There is the virtue reality of primarily text-based interaction punctuated periodically by synchronous, video-streamed performances, as you are wont to call them. Their virtuality is rooted in the medium through which they manifest, but they have real, direct effects, I find, but more unforeseen, knock-on effects as well. I find they stimulate me cognitively, but also affectively, for in the end, they are real, human interactions. I have never once been tempted to wonder whether any of you are robots, automatons, or not-yet-publicly-known strain of AI. We all accept that the medium imposes limitations on that interaction, but I would say due to our expansive experience with it, we also overcome some – though certainly not all – of those limitations. The significance of the impacts of those interactions is directly reflected in the text-based interludes as it is in the videos as well.
For any random, unknown passer-by who decides to watch a video and perhaps read the pre- or post-video threads … well, for them, I’d say this is one kind of virtual reality, but it is one, at least to my mind, that is much akin to quality reading in general. There are some people I know who are skimmers for information: any kind of text they encounter is really nothing more than container of potential information from which they can take what they want or need for whatever reasons they may have. This is a more virtual reality than the one we participants experience, to be sure, and one, I would assert, is much more superficial than the one we experience. This is not to say that these people could not encounter something that triggers a much deeper and longer lasting effect of some kind, but I would think this rarer than in situations where the interaction is more intense.

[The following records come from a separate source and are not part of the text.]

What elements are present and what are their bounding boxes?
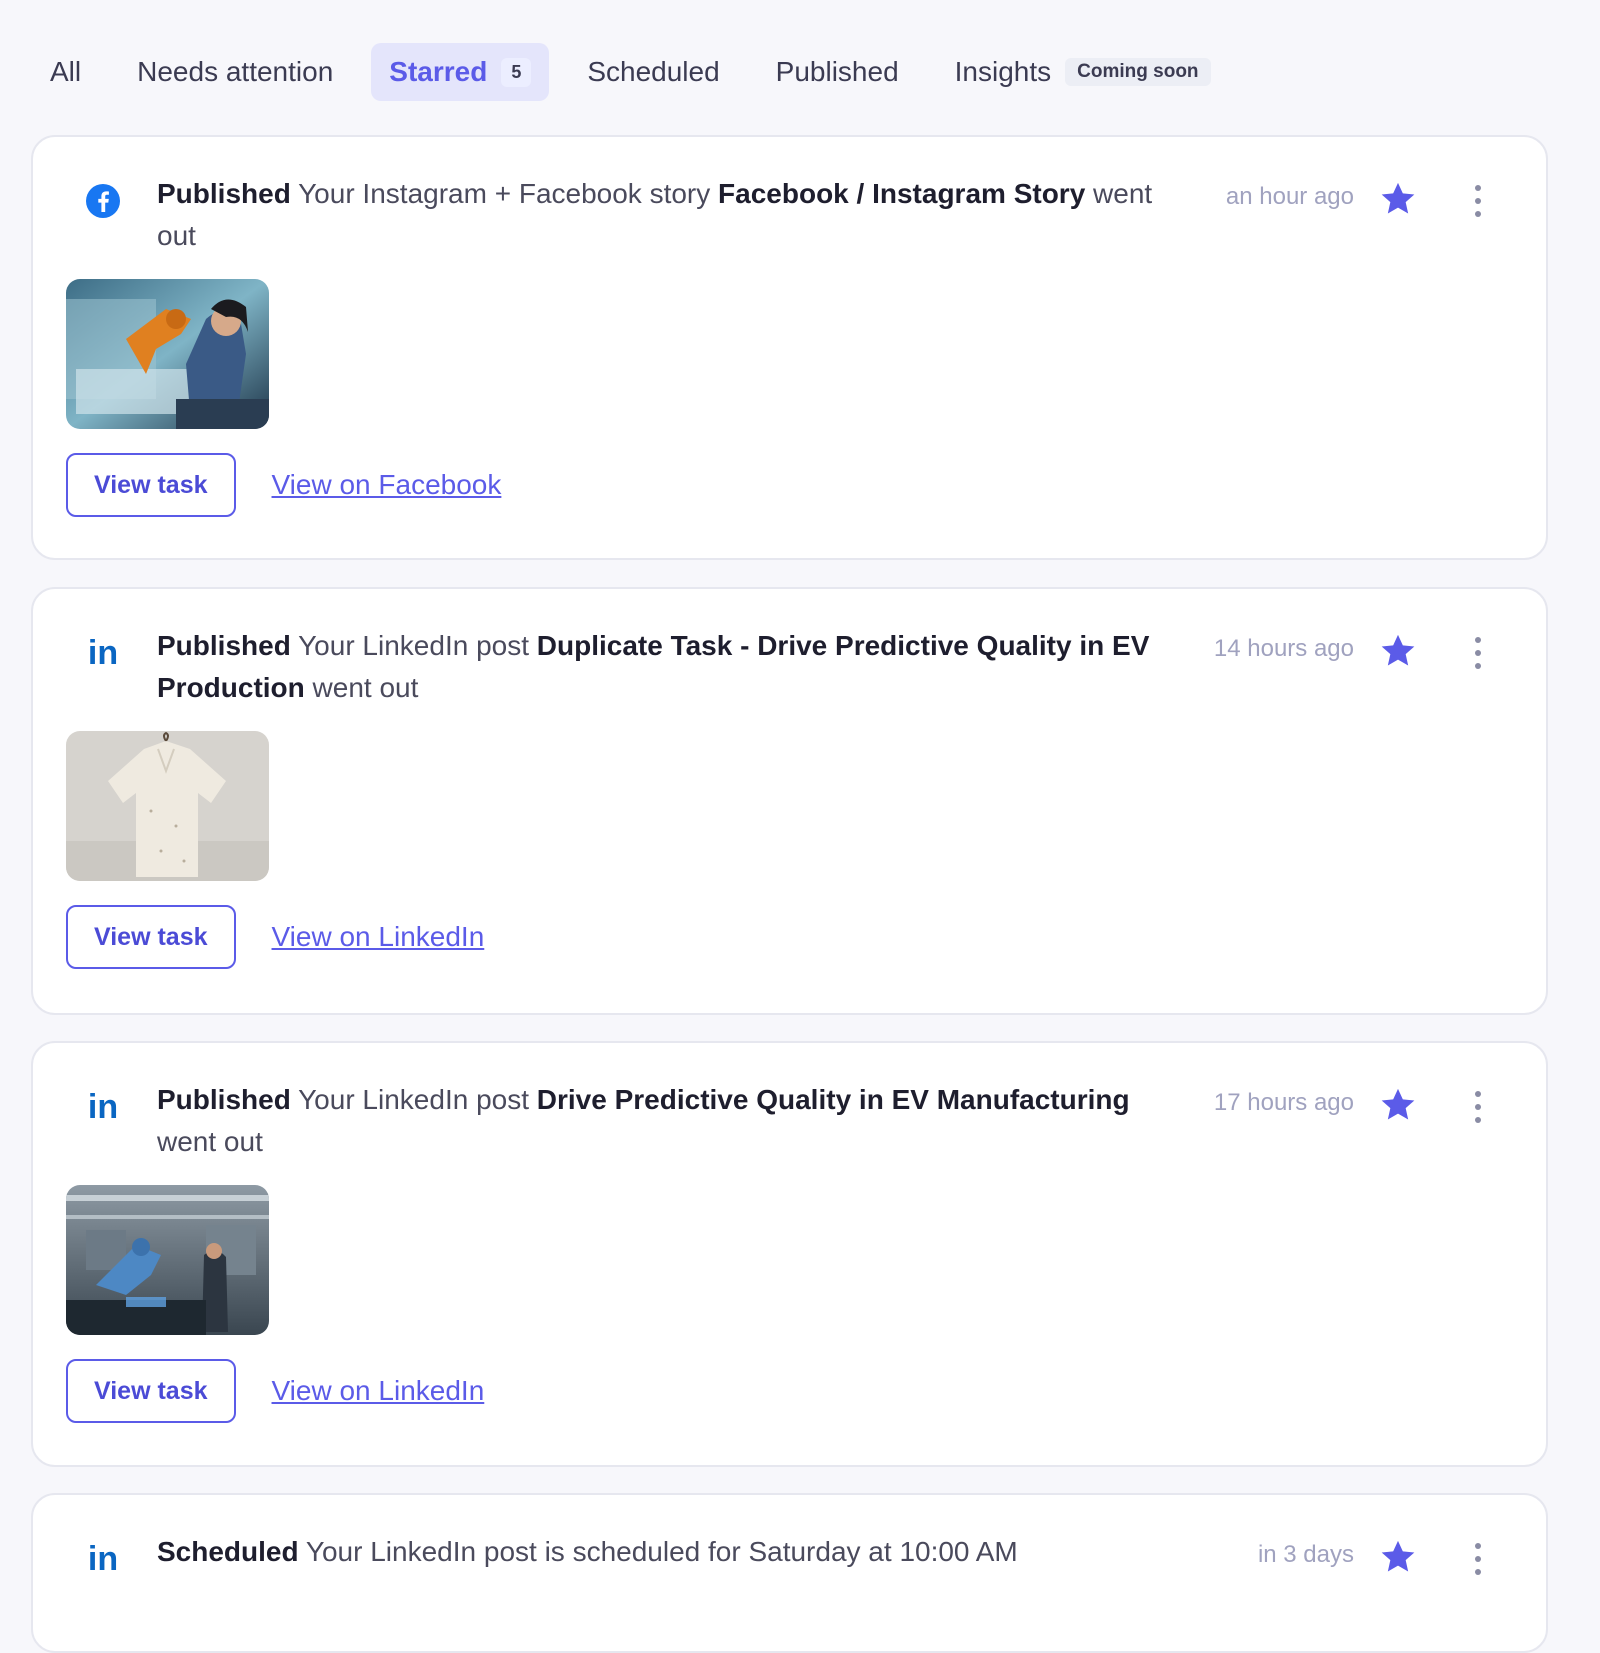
activity-headline: Scheduled Your LinkedIn post is schedule… xyxy=(157,1531,1167,1573)
filter-tabs: All Needs attention Starred 5 Scheduled P… xyxy=(32,42,1540,102)
status-label: Published xyxy=(157,178,291,209)
view-task-button[interactable]: View task xyxy=(66,453,236,517)
activity-headline: Published Your Instagram + Facebook stor… xyxy=(157,173,1167,257)
activity-text: went out xyxy=(157,1126,263,1157)
activity-card: Published Your Instagram + Facebook stor… xyxy=(31,135,1548,560)
status-label: Published xyxy=(157,630,291,661)
activity-headline: Published Your LinkedIn post Drive Predi… xyxy=(157,1079,1167,1163)
tab-scheduled[interactable]: Scheduled xyxy=(569,43,737,101)
facebook-icon xyxy=(83,181,123,221)
timestamp: 17 hours ago xyxy=(1213,1089,1354,1116)
tab-needs-attention[interactable]: Needs attention xyxy=(119,43,351,101)
svg-text:in: in xyxy=(88,1088,118,1126)
card-actions: View task View on Facebook xyxy=(66,453,501,517)
tab-published[interactable]: Published xyxy=(758,43,917,101)
timestamp: in 3 days xyxy=(1257,1541,1354,1568)
more-options-icon[interactable] xyxy=(1466,1087,1490,1127)
view-task-button[interactable]: View task xyxy=(66,905,236,969)
tab-label: All xyxy=(50,56,82,87)
view-on-platform-link[interactable]: View on Facebook xyxy=(272,469,502,501)
activity-text: Your Instagram + Facebook story xyxy=(298,178,711,209)
view-on-platform-link[interactable]: View on LinkedIn xyxy=(272,1375,485,1407)
timestamp: an hour ago xyxy=(1225,183,1354,210)
post-title: Drive Predictive Quality in EV Manufactu… xyxy=(536,1084,1130,1115)
card-actions: View task View on LinkedIn xyxy=(66,1359,484,1423)
activity-card: in Published Your LinkedIn post Duplicat… xyxy=(31,587,1548,1015)
tab-label: Needs attention xyxy=(137,56,334,87)
linkedin-icon: in xyxy=(83,633,123,673)
tab-label: Starred xyxy=(389,56,488,87)
activity-card: in Scheduled Your LinkedIn post is sched… xyxy=(31,1493,1548,1653)
post-thumbnail xyxy=(66,731,269,881)
post-title: Facebook / Instagram Story xyxy=(718,178,1086,209)
status-label: Scheduled xyxy=(157,1536,299,1567)
star-icon[interactable] xyxy=(1378,1085,1418,1125)
tab-count-badge: 5 xyxy=(501,57,532,87)
activity-text: Your LinkedIn post xyxy=(298,630,529,661)
svg-text:in: in xyxy=(88,1540,118,1578)
coming-soon-badge: Coming soon xyxy=(1065,58,1211,86)
activity-headline: Published Your LinkedIn post Duplicate T… xyxy=(157,625,1167,709)
activity-card: in Published Your LinkedIn post Drive Pr… xyxy=(31,1041,1548,1467)
star-icon[interactable] xyxy=(1378,179,1418,219)
star-icon[interactable] xyxy=(1378,1537,1418,1577)
star-icon[interactable] xyxy=(1378,631,1418,671)
card-actions: View task View on LinkedIn xyxy=(66,905,484,969)
tab-label: Published xyxy=(775,56,899,87)
tab-insights[interactable]: Insights Coming soon xyxy=(937,43,1229,101)
status-label: Published xyxy=(157,1084,291,1115)
tab-starred[interactable]: Starred 5 xyxy=(371,43,550,101)
activity-text: Your LinkedIn post is scheduled for Satu… xyxy=(305,1536,1018,1567)
more-options-icon[interactable] xyxy=(1466,1539,1490,1579)
tab-label: Insights xyxy=(954,56,1052,87)
more-options-icon[interactable] xyxy=(1466,633,1490,673)
activity-text: went out xyxy=(312,672,419,703)
view-task-button[interactable]: View task xyxy=(66,1359,236,1423)
post-thumbnail xyxy=(66,1185,269,1335)
linkedin-icon: in xyxy=(83,1539,123,1579)
view-on-platform-link[interactable]: View on LinkedIn xyxy=(272,921,485,953)
post-thumbnail xyxy=(66,279,269,429)
tab-all[interactable]: All xyxy=(32,43,99,101)
tab-label: Scheduled xyxy=(587,56,720,87)
activity-text: Your LinkedIn post xyxy=(298,1084,529,1115)
timestamp: 14 hours ago xyxy=(1213,635,1354,662)
more-options-icon[interactable] xyxy=(1466,181,1490,221)
svg-text:in: in xyxy=(88,634,118,672)
linkedin-icon: in xyxy=(83,1087,123,1127)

And then, there is that glove-and-goggle experience that originally gave rise for the name. That experience is one that is qualitatively different from any I’ve had before or since. It is really a virtual reality, one that before you put on the equipment you know is not “real” and one that you know, once you take the equipment off, was not “real”, but nevertheless leaves a kind of indelible impression. It’s not mind-blowing, but it is certainly mind-bending. This is the one I am most willing to dub as virtual, for other than the objects and environment which are being simulated, there is no real substance to it. A lot of form, very little substance. Sort of the opposite of our conversations.